The four farmer-owners of New Roots—Mohamed Abukar, Batula Ismail, Seynab Ali, and Jabril Abdi—are originally from Somalia. The Somali Bantu are a farming culture. When these refugees immigrated to Maine around 2005, the first thing many of them did was seek out farmland. For the past 10 years, they have farmed with Cultivating Community’s New American Sustainable Agriculture Project at Packard-Littlefield Farm in Lisbon.
Over 100 people gathered in a field just outside of downtown Lewiston for the groundbreaking ceremony and celebration at New Roots Cooperative Farm’s new land.
“We are a new generation of farmers, as New Americans, and we want to bring our farming to a new level,” Mohamed Abukar said. “We have received support from Cultivating Community, Cooperative Development Institute, Maine Farmland Trust, Land for Good and others to get to the point where we are. We want to develop support from other organizations and people to open the farm in 2017 and provide fresh chemical free vegetables to schools, hospitals, restaurants and people around the state.”
Like many American farmers, these New American farmers take pride in being able to give back to the community. Through New Roots Cooperative Farm, they will create a permanent home for their farm businesses while also providing healthy food to the community and preserving working farmland in Lewiston.
Over the past 18 months, the farmers worked with several collaborating organizations to realize their dream. Cultivating Community and NASAP continued to provide the farmers access to markets and land, while also providing interpretation, logistical and coordination support to work with other organizations. The Cooperative Development Institute (CDI) worked with the farmers to develop a producer cooperative, owned by the farmers, by which they could share land, equipment, infrastructure and grow market access. Through the Conservation Law Foundation’s Legal Services Food Hub, an attorney reviewed pro bono the cooperative’s draft legal documents. Jo Barrett, Land for Good’s (LFG’s) Maine Field Agent worked with the farmers to help them determine what they wanted in a new farm, assess property options and navigate relationships with landowners. Erica Buswell of Maine Farmland Trust (MFT) took the lead on the land search, initially looking in the Lewiston area for land that met the farmers’ criteria. MFT’s search eventually led to finding and purchasing 30- acres of the former Gendron Dairy farm, which they are now leasing to New Roots with an option to purchase.
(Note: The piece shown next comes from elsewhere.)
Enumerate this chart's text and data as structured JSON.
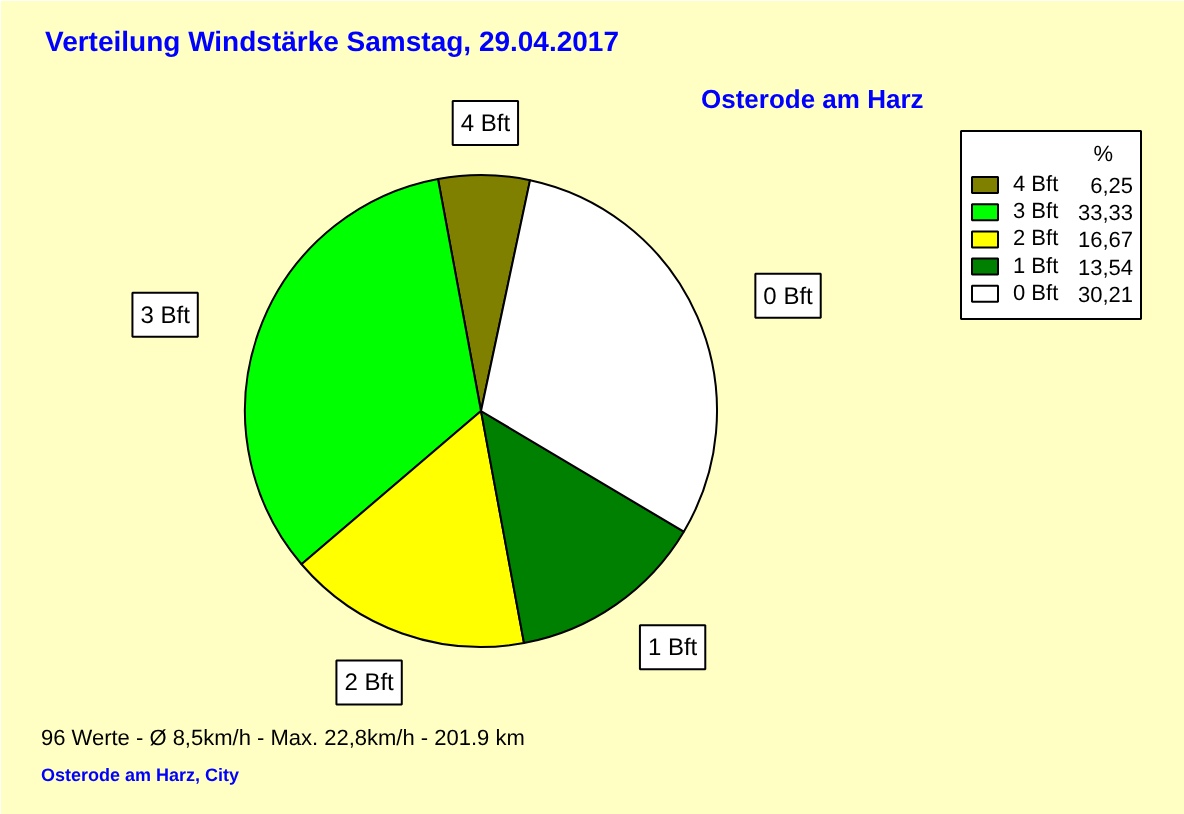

To prepare for the search, LFG helped the farmers learn about land tenure arrangements, determine their farmland needs, and develop skills for working with landowners and prospective landlords. During the farmers’ land search, LFG worked with prospective farmland owners to help establish relationships with the farmers.
The New Roots farmers are so inspiring,” said Jo Barrett, Maine Field Agent at LFG who provided training, workshops, and relationship building. “Their resilience, hard work and love of farming have helped them adapt to a new culture and a new climate. Having been a farmer myself, I am in awe of the way these farmers have persevered. It is an honor to know them.”
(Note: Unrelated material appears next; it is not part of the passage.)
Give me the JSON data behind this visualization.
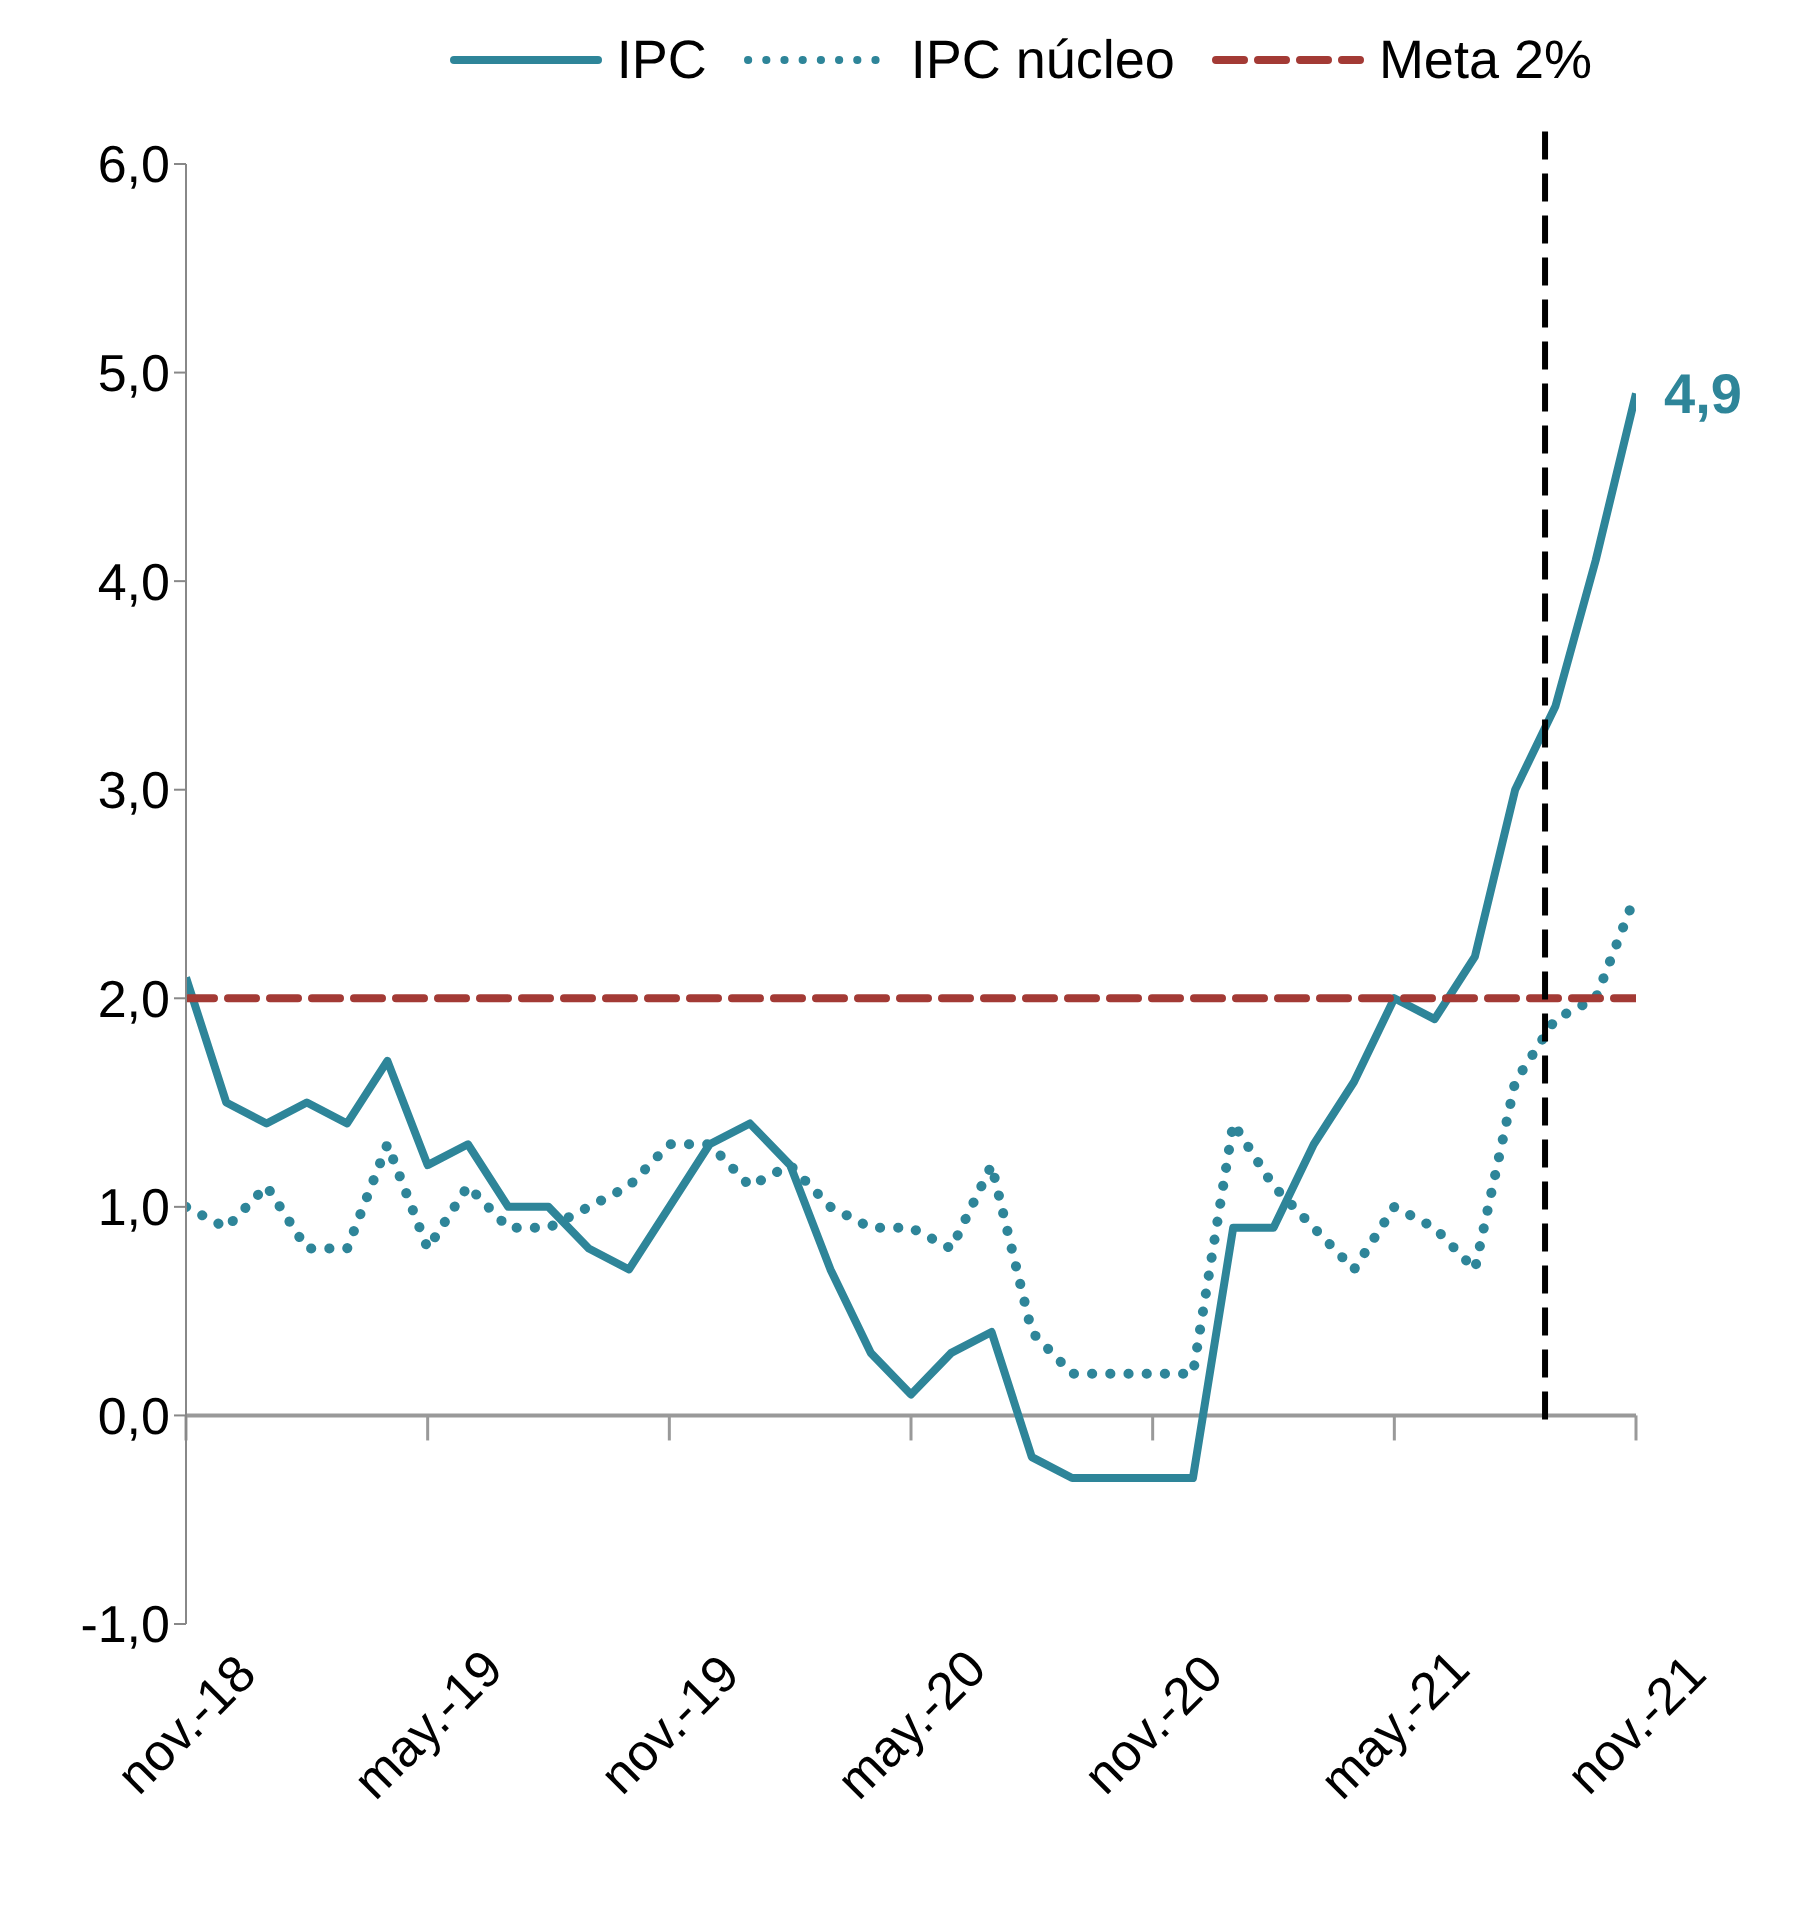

People often say, “it takes a village,” and that was never more true or more evident than at the New Roots celebration. Family, friends, and supporters came from near and far, and from all segments of the community. The farmers thanked long lists of people and organizations who supported them, and service providers expressed gratitude for the opportunity to help New Roots Cooperative Farm put down roots in Maine. A community leader came from as far away as Enfield, CT to mark this milestone for the entire Somali community.
By working together, New Roots is creating a model for an equitable food system that provides land and food access to all people. They are inspiring people in their community and people around the region to explore how they can support more New Americans accessing land and economic opportunity through cooperative farming. But it will continue to take an even larger “village” to help this new, independent farm business to get off the ground and flourish. They are reaching out to the community with a crowd-funding campaign on Barnraiser. They invite you to join the larger community that is helping New Americans put down new roots in Lewiston, Maine!
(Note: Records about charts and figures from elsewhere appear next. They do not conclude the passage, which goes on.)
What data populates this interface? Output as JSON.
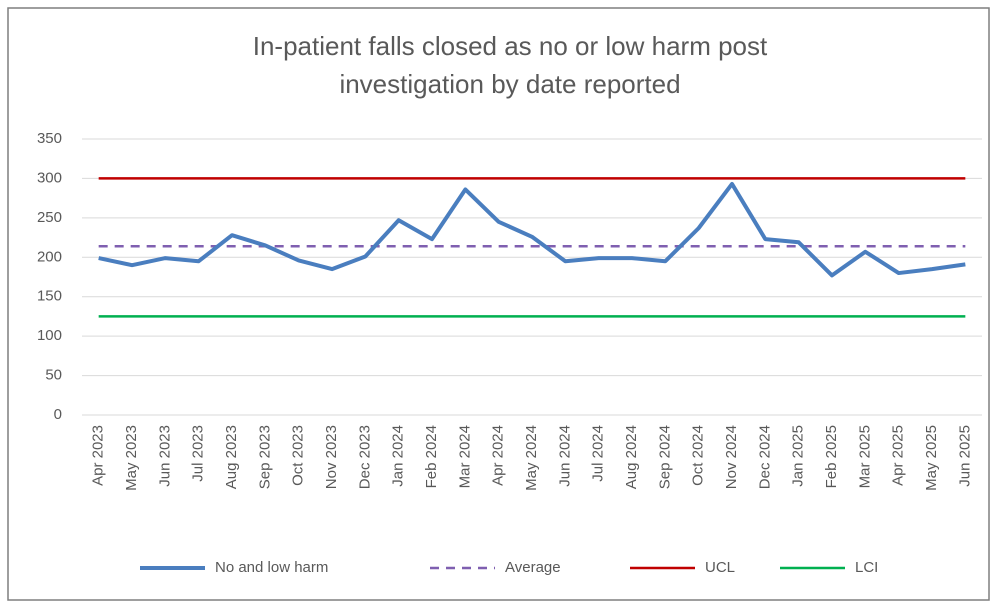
{
  "chart_data": {
    "type": "line",
    "title": [
      "In-patient falls closed as no or low harm post",
      "investigation by date reported"
    ],
    "categories": [
      "Apr 2023",
      "May 2023",
      "Jun 2023",
      "Jul 2023",
      "Aug 2023",
      "Sep 2023",
      "Oct 2023",
      "Nov 2023",
      "Dec 2023",
      "Jan 2024",
      "Feb 2024",
      "Mar 2024",
      "Apr 2024",
      "May 2024",
      "Jun 2024",
      "Jul 2024",
      "Aug 2024",
      "Sep 2024",
      "Oct 2024",
      "Nov 2024",
      "Dec 2024",
      "Jan 2025",
      "Feb 2025",
      "Mar 2025",
      "Apr 2025",
      "May 2025",
      "Jun 2025"
    ],
    "series": [
      {
        "name": "No and low harm",
        "color": "#4a7ebf",
        "style": "solid",
        "width": 4,
        "values": [
          199,
          190,
          199,
          195,
          228,
          215,
          196,
          185,
          201,
          247,
          223,
          286,
          245,
          226,
          195,
          199,
          199,
          195,
          237,
          293,
          223,
          219,
          177,
          207,
          180,
          185,
          191
        ]
      },
      {
        "name": "Average",
        "color": "#7f5fb0",
        "style": "dashed",
        "width": 2.5,
        "values": [
          214,
          214,
          214,
          214,
          214,
          214,
          214,
          214,
          214,
          214,
          214,
          214,
          214,
          214,
          214,
          214,
          214,
          214,
          214,
          214,
          214,
          214,
          214,
          214,
          214,
          214,
          214
        ]
      },
      {
        "name": "UCL",
        "color": "#c00000",
        "style": "solid",
        "width": 2.5,
        "values": [
          300,
          300,
          300,
          300,
          300,
          300,
          300,
          300,
          300,
          300,
          300,
          300,
          300,
          300,
          300,
          300,
          300,
          300,
          300,
          300,
          300,
          300,
          300,
          300,
          300,
          300,
          300
        ]
      },
      {
        "name": "LCI",
        "color": "#00b050",
        "style": "solid",
        "width": 2.5,
        "values": [
          125,
          125,
          125,
          125,
          125,
          125,
          125,
          125,
          125,
          125,
          125,
          125,
          125,
          125,
          125,
          125,
          125,
          125,
          125,
          125,
          125,
          125,
          125,
          125,
          125,
          125,
          125
        ]
      }
    ],
    "ylim": [
      0,
      350
    ],
    "yticks": [
      0,
      50,
      100,
      150,
      200,
      250,
      300,
      350
    ],
    "grid": true,
    "legend": "bottom"
  }
}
New Roots will be moving to their new farm in 2017, but right now it is just an open field. They need to fund and build a vegetable wash and pack station, get connected to city water and electricity (and will also be exploring solar power), build a farmstand so the community can access their products, and build a driveway onto their farm. If they raise enough money, they will also buy a used tractor and hire a part-time marketing manager that can help them navigate different market opportunities and provide interpretation for the farmers who speak limited English.